Objectives (1) To compare spontaneous and stimuli-induced adipocytokine secretion by articular adipose tissue (AAT) and synovial membrane (SM) explants obtained from patients with rheumatoid arthritis (RA). (2) To investigate the biological activity of AAT and SM released factors.
Methods Tissues were obtained from patients undergoing joint replacement surgery. Tissue explants were treated with proinflammatory cytokines relevant to RA pathogenesis (interleukin 1β (IL-1β), tumour necrosis factor (TNF), interferon γ, IL-15, IL-17, IL-23).
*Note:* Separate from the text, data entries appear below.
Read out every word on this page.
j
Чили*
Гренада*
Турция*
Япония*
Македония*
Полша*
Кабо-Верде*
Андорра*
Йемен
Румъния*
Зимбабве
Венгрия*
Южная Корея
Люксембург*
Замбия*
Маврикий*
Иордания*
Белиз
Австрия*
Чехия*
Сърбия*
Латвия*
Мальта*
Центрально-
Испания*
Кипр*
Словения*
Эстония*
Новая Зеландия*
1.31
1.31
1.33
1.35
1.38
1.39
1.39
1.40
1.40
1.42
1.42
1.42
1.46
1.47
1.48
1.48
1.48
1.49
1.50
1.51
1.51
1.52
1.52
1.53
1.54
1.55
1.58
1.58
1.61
Selected adipocytokine (TNF, IL-6, IL-8, IL-1β, IL-1Ra, adiponectin, leptin) concentrations were measured in culture supernatants using ELISA. The biological activity of tissue-conditioned media was evaluated by measuring production of selected factors (IL-6, IL-8, Dickkopf-1, osteoprotegerin) by fibroblast-like synoviocytes (FLS).
Results Spontaneous cytokine release from AAT was ≤12% of that produced by SM, while leptin was secreted in similar amounts. AAT was highly reactive to proinflammatory cytokines (IL-1β>TNF). AAT treated with IL-1β released four times more leptin, similar amounts of IL-6 and IL-8 and about 20% of TNF, as compared with SM. Upon activation, the IL-1 receptor antagonist (IL-1Ra)/IL-1β ratio was higher in AAT than in SM cultures. Irrespective of activation status, SM produced twice as much adiponectin as AAT. Conditioned media from AAT and SM cultures similarly upregulated IL-6, IL-8, Dickkopf-1 and osteoprotegerin production by rheumatoid FLS.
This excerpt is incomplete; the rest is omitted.